Research looks to provide possible treatment plan for children with brain injuries
Traumatic brain injuries are the leading cause of death and disability among children and young adults in the United States with an average of 4,100 individuals sustaining a brain injury every day. Management and care for these injuries varies, but a team of researchers at Southern Illinois University Carbondale are looking at a specific treatment plan that may help to address the complex issue.
Kaylee Stillwell, a pre-med senior with a double major in physiology and psychology, is examining how the combination of a certain chemical, along with an enriched environment, might effectively treat children with brain injuries.
Using a compound chemical to treat brain injuries
Under the guidance of Michael Hylin, assistant professor of brain and cognitive sciences, Stillwell has spent her semester working with lab rats to determine if the addition of this chemical, 7,8-Dihydroxyflavone (DHF), in correlation with an enriched environment affects the rat’s social and cognitive functions.
A naturally occurring flavone, DHF is commonly found in fruits and vegetables, but is rarely absorbed just by food digestion.
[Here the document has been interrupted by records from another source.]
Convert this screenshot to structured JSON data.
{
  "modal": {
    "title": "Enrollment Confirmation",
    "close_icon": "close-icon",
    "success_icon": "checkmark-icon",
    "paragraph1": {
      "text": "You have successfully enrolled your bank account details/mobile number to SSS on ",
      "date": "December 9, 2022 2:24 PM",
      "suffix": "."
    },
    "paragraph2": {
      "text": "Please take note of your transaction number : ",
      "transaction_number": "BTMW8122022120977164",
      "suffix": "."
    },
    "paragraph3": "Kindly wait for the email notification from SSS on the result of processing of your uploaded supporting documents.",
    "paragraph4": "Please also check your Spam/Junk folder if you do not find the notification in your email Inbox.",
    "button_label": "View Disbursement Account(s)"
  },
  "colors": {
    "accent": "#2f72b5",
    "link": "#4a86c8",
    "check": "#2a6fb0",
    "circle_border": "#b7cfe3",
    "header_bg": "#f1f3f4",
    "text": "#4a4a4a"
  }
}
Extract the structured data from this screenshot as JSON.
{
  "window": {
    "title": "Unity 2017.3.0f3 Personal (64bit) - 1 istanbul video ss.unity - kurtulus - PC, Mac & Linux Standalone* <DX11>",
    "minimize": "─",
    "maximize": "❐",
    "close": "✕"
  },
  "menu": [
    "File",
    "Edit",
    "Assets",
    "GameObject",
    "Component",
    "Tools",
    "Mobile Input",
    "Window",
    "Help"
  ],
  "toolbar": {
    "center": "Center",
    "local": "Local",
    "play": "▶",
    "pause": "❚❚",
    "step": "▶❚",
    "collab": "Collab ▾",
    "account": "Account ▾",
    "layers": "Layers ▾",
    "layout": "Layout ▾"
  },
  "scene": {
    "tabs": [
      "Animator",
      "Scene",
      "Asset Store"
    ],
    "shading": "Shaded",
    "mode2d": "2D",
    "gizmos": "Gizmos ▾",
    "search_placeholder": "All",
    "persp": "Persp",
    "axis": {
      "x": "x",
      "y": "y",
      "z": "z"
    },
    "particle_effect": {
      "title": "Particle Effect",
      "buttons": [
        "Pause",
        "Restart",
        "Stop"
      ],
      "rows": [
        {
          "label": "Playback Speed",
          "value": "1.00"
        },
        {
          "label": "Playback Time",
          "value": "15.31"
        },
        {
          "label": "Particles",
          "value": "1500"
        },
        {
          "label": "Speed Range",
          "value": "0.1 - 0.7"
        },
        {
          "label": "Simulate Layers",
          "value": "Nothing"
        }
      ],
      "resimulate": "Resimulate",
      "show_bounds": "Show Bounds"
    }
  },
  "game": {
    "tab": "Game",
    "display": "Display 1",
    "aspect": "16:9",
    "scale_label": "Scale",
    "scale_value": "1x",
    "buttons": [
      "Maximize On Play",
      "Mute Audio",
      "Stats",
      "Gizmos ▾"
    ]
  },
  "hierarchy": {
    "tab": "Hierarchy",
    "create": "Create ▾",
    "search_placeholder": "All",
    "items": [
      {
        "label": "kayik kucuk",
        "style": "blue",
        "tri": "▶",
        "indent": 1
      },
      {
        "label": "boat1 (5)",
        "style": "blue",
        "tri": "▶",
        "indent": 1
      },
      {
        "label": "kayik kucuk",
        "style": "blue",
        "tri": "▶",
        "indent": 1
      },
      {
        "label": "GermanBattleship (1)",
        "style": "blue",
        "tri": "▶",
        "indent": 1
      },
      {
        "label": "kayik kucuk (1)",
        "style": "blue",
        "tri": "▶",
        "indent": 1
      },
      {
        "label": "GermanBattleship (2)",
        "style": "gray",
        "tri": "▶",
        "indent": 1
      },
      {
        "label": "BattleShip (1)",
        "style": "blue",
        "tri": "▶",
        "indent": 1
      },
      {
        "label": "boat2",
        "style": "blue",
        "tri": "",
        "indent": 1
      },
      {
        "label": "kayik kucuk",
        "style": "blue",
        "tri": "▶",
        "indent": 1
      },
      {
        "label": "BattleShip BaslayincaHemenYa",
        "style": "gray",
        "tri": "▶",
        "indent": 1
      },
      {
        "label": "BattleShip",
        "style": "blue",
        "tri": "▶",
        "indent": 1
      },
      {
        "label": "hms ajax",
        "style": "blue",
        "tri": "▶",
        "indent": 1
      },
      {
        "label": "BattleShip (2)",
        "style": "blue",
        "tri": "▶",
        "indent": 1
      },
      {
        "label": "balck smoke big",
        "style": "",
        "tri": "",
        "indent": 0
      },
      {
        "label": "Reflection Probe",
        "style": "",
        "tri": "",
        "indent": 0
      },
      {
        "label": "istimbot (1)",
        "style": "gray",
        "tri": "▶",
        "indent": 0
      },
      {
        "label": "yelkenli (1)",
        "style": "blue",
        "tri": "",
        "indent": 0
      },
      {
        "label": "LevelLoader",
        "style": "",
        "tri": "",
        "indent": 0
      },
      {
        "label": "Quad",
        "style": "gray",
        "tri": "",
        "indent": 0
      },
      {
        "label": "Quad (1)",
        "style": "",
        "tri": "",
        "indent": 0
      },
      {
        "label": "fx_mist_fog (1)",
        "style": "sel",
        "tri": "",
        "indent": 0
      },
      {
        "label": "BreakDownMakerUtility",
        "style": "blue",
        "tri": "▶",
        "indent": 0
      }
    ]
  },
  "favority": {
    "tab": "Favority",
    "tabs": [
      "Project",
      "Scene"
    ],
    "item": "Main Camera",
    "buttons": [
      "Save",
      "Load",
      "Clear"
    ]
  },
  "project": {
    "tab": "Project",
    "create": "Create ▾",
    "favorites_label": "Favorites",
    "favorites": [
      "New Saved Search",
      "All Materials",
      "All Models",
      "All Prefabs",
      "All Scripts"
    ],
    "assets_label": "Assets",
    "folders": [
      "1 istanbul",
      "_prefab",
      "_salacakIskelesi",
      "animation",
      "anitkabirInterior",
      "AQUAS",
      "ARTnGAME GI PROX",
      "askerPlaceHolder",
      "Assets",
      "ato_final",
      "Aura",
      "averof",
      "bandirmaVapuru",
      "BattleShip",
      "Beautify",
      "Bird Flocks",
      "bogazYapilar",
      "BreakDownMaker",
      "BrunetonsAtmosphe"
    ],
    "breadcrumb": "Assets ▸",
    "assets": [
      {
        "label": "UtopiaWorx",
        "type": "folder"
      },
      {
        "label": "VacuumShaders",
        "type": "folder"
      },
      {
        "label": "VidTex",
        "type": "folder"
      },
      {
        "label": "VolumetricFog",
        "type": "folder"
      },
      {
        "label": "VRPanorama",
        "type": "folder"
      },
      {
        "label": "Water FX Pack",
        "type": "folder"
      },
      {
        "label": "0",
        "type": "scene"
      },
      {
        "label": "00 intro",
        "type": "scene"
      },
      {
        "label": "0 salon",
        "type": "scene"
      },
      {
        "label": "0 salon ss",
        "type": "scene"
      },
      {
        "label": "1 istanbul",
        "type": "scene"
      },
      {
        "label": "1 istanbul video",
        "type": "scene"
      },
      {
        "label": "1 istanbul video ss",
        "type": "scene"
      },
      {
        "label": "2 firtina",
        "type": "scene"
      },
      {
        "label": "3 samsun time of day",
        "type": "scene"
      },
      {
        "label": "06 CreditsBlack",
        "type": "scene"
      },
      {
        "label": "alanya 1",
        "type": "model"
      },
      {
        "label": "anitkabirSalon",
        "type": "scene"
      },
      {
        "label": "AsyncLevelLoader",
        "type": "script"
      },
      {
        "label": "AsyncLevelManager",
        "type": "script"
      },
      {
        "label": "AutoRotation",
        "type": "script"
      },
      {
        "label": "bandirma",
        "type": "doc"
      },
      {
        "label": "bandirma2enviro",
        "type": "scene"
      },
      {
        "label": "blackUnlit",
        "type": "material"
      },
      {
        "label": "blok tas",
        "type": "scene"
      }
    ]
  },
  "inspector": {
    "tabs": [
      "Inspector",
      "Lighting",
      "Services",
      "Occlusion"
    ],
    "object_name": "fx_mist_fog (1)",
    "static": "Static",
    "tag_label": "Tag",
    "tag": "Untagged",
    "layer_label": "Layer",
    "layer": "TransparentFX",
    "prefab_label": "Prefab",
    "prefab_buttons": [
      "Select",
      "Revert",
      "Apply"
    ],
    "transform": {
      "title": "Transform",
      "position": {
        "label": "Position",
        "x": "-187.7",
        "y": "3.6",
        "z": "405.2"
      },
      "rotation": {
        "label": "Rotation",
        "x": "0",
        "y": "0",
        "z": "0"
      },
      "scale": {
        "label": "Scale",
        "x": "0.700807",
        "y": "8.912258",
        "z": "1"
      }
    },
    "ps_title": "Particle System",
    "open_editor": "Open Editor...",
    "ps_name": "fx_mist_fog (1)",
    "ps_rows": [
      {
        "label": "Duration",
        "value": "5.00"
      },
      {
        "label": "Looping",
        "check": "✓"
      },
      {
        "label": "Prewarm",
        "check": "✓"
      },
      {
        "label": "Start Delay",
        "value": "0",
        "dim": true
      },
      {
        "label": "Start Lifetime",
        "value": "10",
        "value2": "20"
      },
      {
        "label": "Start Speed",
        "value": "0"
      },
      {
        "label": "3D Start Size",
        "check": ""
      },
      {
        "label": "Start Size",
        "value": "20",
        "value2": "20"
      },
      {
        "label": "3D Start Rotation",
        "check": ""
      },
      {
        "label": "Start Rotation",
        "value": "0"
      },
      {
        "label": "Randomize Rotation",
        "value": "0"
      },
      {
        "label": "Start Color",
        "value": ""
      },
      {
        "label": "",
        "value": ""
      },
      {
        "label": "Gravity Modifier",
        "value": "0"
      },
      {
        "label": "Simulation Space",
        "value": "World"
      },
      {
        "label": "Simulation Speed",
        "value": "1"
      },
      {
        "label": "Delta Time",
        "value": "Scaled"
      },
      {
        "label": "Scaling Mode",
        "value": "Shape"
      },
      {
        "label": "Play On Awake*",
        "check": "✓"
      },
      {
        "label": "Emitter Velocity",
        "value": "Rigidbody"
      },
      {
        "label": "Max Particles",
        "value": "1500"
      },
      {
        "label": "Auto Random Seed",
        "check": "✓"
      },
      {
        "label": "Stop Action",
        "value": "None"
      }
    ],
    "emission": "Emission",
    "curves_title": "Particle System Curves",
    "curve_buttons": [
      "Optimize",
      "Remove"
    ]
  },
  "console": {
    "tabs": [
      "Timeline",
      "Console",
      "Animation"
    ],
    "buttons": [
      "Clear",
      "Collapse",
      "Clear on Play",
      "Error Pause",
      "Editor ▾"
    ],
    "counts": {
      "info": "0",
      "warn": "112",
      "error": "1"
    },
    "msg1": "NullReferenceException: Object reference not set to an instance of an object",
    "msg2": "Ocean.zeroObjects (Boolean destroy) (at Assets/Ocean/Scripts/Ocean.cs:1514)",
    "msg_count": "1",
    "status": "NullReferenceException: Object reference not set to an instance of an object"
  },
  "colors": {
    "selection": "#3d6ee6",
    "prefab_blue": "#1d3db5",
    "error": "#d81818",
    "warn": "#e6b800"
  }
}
However, the drug itself is special because it not only targets receptors in the brain that are associated with growth, but it also passes the challenging blood/brain barrier.
“What I liked about it is that it can go through the blood/brain barrier, which is always kind of a problem in research with drugs,” Hylin said. “If I give someone a drug, even though there has been a head injury, I still need to get the compound into the brain, and there are some drugs that won’t do that.”
Additionally, this compound stuck out to the team, as its risk for negative effects is quite low. While the drug is not new in the medical world, this specific use is different from previous studies.
“We didn’t discover the compound, but our use of the compound is what’s novel,” Hylin said.
Combinational therapy to assist children
Stillwell and Hylin’s research specifically focuses on children, making the study a bit more specific and unique.
“Since children’s brains aren’t fully developed yet, it [brain injury] affects them a little bit differently,” Stillwell said.
The goal is to combine the DHF drug with an enriched environment to build a holistic treatment experience.
“Combinational therapeutics are becoming a really big thing in brain injury research, and we would like to combine this compound with cognitive rehabilitation to see if it could enhance,” Hylin said. “In prior work, we found that rehabilitation alone wasn’t enough to improve function.”
By combining the drug use with an enriched environment and mental stimulation, the team expects to see higher recovery of social and cognitive function in adolescents.
Addressing specific problems
The study first began with Hylin and a prior student examining the uses of the DHF compound. As Stillwell was assisting them with the study, she noticed a gap in research regarding frontal lobe brain trauma. Surprisingly, frontal head trauma is not very well understood or researched, which is interesting since the majority of head injuries do affect the frontal lobe, Hylin explained.
Frontal lobe injuries tend to deal more with your personalities and can contribute to individuals acting more aggressive or dominate. The goal of this study in juveniles is to understand these behaviors, and find a combination treatment that works to unravel the damage.
“I hope that it shows a change and effect that would be beneficial for the future to use as a treatment for brain injuries,” Stilwell said.
This type of drug and medical research is often a long process before it ever reaches clinical trials. However, constant study, persistence and patience can one day lead to successful treatment of children with brain injuries.
At this point, the research is contained to lab rats, which in general work as a good comparison for frontal lobe studies. The team at SIU hope to continue examining the treatment plan to see if it passes for the next step of trials.
REACH grant recipient
Stillwell received a 2018 REACH award to support the development of the research. In addition to her research, she keeps busy working on her minor in chemistry, and participating in the Alpha Chi Sigma fraternity.
After graduation, Stillwell plans to return to her hometown area of Orlando, Florida, where she will pursue a medical degree. Stillwell sees this research as a foundation for her future, with the goal of one day becoming a research doctor.